L’efficacia che rende presente Gesù sull’altare non viene quindi dalla Chiesa, ma non avviene senza la Chiesa. Essa è lo strumento vivente, attraverso il quale opera lo Spirito Santo. Avviene, per la venuta di Gesù sull’Altare, come avverrà per la sua venuta finale in gloria: “Lo Spirito e la Sposa” (la Chiesa!) “dicono”: “Vieni!”. Vieni Signore Gesù. (cfr. Ap 22, 17). Ed egli viene.

Mistero della fede!

Siamo infine chiamati a scoprire il profondo significato di quell’esclamazione che la liturgia fa risuonare al termine della consacrazione: Mistero della fede!

I Padri (Origene, Agostino, Bernardo) ci ricordano: “Che giova a me che Cristo sia realmente presente sull’altare, se egli non è presente per me?” Già al tempo in cui Gesù era presente fisicamente sulla terra, occorreva la fede per entrare in comunione con lui.
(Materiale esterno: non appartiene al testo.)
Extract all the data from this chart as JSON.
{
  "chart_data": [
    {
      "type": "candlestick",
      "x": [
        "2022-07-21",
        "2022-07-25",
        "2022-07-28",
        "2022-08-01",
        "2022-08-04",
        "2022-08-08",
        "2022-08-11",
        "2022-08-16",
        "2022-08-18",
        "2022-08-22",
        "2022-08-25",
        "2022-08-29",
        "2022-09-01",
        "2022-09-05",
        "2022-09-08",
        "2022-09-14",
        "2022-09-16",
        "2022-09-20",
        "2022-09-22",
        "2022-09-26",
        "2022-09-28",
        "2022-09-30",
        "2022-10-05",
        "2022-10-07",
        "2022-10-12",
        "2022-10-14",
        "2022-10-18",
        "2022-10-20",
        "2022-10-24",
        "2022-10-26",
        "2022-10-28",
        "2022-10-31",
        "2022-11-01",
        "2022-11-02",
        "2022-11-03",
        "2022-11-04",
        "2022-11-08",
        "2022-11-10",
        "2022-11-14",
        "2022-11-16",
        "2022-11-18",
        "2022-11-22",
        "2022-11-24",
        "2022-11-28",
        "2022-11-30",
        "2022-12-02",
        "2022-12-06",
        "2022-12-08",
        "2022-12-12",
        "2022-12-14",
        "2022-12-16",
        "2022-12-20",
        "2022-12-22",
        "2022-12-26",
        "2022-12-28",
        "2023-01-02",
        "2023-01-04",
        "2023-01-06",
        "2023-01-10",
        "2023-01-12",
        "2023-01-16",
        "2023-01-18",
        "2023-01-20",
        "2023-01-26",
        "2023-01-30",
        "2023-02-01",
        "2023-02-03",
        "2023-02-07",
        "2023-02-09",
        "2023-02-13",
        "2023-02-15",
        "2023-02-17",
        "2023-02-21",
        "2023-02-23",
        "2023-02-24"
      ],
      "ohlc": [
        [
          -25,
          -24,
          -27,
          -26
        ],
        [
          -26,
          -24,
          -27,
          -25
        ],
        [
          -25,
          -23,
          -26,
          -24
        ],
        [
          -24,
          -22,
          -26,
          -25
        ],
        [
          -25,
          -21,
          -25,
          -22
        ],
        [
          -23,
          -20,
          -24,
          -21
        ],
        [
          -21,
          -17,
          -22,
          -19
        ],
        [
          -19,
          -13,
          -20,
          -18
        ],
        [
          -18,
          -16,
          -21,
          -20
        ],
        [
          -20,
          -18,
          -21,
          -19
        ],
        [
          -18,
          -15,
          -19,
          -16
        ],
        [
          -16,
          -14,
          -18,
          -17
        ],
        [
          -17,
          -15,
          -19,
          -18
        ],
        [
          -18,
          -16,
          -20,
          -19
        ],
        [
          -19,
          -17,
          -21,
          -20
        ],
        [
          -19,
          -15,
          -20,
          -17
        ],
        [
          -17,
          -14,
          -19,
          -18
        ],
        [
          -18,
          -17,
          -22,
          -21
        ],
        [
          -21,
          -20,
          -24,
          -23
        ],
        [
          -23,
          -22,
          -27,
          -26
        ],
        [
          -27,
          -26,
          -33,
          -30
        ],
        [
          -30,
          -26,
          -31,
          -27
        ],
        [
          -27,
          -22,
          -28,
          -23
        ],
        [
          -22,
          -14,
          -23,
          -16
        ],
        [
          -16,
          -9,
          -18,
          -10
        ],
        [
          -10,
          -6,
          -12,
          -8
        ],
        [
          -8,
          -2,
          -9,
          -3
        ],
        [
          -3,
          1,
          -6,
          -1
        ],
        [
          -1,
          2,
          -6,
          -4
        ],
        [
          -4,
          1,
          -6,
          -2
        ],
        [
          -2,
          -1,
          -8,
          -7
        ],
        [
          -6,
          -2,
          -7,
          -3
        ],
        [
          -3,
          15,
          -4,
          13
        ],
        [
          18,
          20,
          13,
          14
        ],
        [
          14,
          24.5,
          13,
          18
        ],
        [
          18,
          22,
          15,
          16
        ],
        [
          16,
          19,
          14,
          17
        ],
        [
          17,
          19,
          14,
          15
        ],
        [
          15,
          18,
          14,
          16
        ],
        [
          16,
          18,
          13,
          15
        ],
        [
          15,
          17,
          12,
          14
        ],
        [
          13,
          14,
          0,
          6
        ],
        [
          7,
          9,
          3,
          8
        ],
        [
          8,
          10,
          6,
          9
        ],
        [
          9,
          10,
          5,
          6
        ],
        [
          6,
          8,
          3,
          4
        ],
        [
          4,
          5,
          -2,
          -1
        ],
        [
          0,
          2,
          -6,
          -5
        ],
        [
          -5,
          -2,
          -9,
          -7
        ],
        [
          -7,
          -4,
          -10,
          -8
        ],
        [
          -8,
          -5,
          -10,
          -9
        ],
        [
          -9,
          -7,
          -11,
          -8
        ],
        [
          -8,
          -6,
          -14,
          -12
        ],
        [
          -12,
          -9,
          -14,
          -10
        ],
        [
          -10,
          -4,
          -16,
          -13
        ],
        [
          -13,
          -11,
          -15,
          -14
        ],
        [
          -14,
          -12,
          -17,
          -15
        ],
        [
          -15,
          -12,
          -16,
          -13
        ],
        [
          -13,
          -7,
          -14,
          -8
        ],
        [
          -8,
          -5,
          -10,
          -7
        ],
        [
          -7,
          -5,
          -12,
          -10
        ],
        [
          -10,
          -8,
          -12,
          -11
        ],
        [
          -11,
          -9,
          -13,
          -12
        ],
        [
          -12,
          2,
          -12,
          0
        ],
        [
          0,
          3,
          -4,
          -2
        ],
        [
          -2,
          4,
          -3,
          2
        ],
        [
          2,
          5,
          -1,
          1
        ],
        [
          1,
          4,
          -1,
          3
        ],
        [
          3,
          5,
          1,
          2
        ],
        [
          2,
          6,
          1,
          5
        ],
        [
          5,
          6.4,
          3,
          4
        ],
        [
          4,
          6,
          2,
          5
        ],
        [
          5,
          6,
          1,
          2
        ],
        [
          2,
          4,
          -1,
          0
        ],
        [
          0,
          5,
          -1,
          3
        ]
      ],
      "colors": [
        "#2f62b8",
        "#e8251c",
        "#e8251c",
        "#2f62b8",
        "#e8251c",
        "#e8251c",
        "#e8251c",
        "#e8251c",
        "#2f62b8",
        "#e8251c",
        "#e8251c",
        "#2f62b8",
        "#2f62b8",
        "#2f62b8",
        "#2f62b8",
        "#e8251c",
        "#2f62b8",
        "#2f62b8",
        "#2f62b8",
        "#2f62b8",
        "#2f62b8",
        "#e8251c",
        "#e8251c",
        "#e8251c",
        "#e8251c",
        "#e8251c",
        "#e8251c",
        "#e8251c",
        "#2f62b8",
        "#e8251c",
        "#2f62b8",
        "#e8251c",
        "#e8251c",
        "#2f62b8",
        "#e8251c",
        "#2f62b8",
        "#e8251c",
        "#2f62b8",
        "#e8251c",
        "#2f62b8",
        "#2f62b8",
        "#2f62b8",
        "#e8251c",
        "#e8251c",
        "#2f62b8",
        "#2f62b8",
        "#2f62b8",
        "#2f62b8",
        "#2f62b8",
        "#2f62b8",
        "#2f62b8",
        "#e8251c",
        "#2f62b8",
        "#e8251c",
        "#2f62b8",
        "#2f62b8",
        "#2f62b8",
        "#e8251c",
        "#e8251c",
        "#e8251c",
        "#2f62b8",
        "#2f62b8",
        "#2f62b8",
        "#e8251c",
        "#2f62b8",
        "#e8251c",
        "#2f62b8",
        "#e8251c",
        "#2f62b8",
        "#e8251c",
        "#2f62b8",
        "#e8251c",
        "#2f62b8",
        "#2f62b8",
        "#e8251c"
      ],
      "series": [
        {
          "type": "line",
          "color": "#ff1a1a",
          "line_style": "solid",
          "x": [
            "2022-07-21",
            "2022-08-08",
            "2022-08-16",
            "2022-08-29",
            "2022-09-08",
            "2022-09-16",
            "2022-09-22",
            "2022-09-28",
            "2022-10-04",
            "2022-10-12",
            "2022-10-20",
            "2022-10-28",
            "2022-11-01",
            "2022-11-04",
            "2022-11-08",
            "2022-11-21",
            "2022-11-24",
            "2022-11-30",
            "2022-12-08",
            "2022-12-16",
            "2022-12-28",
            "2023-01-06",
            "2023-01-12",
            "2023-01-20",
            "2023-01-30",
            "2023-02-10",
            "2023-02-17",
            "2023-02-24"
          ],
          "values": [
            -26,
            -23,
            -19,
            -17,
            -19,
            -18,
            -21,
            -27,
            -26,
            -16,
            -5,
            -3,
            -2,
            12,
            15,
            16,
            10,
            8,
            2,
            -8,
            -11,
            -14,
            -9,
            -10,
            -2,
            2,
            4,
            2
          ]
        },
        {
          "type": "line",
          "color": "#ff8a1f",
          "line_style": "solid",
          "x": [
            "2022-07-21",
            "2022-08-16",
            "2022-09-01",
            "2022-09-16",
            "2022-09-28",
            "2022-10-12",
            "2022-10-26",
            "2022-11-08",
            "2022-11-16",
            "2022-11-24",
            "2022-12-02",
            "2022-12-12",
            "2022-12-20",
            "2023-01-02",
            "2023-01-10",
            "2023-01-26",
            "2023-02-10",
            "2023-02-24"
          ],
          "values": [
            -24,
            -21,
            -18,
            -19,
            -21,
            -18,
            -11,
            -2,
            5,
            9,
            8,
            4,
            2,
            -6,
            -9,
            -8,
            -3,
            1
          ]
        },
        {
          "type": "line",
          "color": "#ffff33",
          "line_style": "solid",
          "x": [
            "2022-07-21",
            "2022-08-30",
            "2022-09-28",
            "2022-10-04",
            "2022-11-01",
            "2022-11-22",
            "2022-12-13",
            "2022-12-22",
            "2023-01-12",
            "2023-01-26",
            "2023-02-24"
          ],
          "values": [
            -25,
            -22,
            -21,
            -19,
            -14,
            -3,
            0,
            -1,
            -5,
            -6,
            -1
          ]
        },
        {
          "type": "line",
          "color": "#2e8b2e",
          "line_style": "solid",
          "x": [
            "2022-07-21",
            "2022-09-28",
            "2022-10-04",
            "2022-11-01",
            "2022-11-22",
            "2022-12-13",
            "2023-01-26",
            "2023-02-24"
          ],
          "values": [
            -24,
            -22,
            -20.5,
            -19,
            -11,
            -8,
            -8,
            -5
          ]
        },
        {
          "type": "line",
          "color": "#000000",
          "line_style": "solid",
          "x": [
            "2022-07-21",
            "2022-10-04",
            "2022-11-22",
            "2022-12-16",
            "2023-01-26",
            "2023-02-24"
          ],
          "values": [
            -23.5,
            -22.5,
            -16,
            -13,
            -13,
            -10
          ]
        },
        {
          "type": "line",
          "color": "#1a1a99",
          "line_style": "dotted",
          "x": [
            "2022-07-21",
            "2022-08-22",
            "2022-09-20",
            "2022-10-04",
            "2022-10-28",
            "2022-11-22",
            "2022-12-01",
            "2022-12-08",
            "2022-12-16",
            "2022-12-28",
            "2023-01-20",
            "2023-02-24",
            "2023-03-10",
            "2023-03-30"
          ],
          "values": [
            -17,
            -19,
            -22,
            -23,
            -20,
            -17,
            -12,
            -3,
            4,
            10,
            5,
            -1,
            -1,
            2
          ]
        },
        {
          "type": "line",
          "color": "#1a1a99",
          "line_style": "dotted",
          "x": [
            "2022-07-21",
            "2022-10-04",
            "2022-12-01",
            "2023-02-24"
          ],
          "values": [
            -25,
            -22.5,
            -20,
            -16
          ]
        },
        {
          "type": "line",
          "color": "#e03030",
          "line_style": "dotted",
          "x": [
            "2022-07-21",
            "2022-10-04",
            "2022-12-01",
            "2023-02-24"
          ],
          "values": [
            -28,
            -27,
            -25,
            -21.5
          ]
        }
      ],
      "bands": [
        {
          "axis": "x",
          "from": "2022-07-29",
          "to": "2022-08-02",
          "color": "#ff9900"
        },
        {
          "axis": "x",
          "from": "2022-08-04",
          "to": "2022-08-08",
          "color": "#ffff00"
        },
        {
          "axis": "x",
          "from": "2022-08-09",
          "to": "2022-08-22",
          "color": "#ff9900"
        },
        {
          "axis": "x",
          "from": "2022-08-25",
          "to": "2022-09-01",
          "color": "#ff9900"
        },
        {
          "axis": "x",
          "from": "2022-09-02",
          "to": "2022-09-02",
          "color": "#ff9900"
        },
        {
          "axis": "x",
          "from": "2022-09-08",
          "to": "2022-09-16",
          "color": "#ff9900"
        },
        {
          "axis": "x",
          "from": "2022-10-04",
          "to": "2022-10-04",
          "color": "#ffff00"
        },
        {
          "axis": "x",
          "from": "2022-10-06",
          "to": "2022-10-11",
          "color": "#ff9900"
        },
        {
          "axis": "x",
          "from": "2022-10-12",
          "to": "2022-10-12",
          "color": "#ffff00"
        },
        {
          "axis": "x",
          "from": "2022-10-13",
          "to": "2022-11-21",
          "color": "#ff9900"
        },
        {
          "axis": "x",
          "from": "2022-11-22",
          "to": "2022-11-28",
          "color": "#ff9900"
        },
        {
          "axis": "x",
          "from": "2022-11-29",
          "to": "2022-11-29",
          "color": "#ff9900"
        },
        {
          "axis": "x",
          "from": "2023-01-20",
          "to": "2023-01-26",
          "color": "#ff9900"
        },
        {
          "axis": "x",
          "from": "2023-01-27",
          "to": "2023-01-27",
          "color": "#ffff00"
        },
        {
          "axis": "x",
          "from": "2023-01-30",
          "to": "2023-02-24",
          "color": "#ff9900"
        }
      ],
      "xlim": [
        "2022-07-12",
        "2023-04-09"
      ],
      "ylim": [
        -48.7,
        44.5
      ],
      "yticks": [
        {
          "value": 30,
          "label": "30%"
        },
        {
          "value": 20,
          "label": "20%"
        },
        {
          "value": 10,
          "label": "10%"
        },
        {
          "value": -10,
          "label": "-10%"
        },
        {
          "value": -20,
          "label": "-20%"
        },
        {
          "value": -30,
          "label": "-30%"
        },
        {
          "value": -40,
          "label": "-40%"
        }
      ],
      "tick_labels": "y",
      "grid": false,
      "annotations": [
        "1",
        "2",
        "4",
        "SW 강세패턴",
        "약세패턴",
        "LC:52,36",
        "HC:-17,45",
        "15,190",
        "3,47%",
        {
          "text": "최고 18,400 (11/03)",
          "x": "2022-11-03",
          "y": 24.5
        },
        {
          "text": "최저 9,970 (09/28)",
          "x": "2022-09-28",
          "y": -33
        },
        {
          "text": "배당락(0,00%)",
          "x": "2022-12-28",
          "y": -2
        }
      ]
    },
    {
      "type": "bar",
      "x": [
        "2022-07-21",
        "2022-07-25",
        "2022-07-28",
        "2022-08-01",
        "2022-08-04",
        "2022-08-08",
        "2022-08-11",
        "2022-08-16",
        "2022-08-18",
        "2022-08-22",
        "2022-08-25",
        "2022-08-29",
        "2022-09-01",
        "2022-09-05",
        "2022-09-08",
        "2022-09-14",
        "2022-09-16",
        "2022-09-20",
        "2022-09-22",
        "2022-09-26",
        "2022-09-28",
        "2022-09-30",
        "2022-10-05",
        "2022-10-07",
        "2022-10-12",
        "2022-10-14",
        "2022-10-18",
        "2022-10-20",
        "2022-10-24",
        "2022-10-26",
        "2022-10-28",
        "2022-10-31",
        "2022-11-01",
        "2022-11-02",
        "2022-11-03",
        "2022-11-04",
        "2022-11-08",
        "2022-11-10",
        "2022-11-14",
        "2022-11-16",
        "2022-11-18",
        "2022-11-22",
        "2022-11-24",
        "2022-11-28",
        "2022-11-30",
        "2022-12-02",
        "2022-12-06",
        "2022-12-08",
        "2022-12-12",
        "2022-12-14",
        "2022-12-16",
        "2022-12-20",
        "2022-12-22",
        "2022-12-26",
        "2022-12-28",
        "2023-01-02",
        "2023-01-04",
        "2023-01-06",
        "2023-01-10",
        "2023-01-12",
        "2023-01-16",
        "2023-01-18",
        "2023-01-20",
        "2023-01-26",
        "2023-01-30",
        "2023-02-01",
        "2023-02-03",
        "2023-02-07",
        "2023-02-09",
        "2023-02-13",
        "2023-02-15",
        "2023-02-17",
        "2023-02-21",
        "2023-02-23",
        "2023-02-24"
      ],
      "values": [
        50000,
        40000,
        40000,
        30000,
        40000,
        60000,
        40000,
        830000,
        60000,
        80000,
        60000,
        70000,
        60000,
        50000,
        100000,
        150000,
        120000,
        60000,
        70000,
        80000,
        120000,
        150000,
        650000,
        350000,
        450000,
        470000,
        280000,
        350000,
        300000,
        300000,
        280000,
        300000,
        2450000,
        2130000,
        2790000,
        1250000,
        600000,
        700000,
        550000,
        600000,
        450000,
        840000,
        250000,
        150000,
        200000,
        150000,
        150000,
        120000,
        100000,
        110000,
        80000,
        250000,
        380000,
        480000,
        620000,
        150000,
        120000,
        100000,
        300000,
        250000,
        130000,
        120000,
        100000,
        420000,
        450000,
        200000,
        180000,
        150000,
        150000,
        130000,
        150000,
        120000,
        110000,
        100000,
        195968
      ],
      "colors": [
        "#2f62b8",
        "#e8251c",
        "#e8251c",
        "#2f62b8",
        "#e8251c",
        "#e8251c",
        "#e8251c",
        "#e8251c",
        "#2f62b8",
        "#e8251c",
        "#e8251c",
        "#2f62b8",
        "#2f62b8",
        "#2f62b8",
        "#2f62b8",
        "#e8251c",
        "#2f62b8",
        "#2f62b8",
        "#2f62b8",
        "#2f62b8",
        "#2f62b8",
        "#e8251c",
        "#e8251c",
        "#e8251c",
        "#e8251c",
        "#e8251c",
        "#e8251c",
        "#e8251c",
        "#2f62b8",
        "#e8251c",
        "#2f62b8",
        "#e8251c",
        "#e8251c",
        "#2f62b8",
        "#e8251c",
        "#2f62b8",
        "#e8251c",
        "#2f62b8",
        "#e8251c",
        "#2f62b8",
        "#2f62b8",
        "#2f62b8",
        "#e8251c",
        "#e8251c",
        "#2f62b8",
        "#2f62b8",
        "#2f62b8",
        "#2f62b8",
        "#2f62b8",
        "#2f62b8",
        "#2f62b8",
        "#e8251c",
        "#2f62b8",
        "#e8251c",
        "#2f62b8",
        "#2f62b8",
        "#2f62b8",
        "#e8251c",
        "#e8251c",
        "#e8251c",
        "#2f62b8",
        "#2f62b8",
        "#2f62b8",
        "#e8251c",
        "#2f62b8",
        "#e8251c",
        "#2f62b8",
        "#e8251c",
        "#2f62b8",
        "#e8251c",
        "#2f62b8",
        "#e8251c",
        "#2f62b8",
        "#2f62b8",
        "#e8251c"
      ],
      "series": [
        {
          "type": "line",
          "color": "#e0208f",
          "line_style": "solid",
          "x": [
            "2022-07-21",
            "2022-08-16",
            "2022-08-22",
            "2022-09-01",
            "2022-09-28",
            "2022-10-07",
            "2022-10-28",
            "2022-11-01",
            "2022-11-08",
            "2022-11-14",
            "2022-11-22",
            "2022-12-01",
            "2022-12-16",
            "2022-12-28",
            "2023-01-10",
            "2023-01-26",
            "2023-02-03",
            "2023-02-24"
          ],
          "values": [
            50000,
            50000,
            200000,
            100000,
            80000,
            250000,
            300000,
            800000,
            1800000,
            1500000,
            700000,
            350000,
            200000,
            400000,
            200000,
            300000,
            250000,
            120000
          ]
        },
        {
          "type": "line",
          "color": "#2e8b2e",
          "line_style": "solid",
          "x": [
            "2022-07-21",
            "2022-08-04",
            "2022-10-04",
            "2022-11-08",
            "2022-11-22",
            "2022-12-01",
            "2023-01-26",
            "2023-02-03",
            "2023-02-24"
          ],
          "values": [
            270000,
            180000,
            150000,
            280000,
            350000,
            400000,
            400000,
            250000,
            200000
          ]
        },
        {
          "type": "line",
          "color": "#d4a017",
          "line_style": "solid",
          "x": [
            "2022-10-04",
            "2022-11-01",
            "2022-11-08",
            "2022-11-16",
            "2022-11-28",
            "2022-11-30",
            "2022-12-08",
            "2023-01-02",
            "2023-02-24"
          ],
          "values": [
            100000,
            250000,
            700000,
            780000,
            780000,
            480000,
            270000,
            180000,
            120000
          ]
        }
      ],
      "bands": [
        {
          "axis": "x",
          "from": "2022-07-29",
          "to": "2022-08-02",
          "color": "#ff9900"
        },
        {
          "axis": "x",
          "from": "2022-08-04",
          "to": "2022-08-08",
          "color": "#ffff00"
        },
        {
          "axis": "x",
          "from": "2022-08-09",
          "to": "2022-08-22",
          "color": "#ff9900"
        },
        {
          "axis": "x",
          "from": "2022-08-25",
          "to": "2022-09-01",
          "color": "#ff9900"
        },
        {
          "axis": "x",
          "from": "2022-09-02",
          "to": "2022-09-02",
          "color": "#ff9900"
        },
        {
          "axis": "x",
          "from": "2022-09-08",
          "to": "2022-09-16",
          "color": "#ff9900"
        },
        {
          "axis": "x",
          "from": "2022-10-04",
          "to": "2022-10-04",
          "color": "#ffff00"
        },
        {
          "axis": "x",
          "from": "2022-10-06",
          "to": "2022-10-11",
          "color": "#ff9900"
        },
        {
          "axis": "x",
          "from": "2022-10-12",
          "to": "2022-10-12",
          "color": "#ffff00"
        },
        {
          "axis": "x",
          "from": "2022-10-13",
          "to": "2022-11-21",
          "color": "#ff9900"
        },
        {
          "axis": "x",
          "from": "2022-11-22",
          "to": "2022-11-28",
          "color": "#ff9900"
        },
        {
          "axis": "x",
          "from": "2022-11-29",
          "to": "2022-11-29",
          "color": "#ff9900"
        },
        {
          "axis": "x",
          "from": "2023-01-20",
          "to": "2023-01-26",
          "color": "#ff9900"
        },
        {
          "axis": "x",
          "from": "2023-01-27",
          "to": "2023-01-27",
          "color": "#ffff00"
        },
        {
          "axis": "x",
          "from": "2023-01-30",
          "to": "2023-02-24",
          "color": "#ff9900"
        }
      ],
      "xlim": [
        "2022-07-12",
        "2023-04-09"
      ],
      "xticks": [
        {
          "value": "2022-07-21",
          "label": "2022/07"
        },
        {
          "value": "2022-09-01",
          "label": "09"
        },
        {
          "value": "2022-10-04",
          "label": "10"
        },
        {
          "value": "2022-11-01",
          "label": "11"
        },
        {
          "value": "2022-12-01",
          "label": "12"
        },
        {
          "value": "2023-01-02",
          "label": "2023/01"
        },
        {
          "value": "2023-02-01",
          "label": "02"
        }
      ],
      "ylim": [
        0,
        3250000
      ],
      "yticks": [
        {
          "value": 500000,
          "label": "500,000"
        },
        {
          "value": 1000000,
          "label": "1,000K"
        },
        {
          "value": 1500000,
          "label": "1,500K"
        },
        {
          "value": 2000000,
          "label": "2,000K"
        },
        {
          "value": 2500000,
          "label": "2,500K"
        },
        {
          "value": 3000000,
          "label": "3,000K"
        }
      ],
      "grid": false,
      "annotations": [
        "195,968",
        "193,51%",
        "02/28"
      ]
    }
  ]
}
La fede nella presenza reale è una grande cosa, ma non ci basta. Non basta avere un’idea corretta ed ecumenicamente aperta, della presenza reale di Gesù nell’Eucaristia, se non c’è conoscenza piena e profonda, se non c’è l’esperienza di quella presenza.

Non si tratta di una percezione naturale. È frutto di una grazia dello Spirito, che opera in noi come un salto di qualità. Come avveniva quando, dopo la risurrezione, Gesù si faceva riconoscere da qualcuno. Era una cosa improvvisa che cambiava completamente lo sguardo della fede, permettendo di vedere quello che prima era invisibile. Come avvenne per Maria o per Giovanni al sepolcro. O per i discepoli di Emmaus dopo lo spezzare il pane: l’episodio evangelico chiave per comprendere l’Eucaristia.  È la percezione del Risorto, il riconoscimento che Egli è una persona viva!
Dalla fede personale e da questo “sentimento” della presenza reale, deve sbocciare spontaneamente la gratitudine, il rispetto, l’adorazione, verso questo sacramento che riceviamo per esserne trasformati.

Lo Spirito Santo ci apra gli occhi dello spirito e del cuore, a vedere nell’Eucaristia il Cristo risorto e vivo, per entrare in comunione con lui.

[1] Si segue una parte delle meditazioni di P. Raniero Cantalamessa, in L’Eucaristia nostra santificazione, 1987.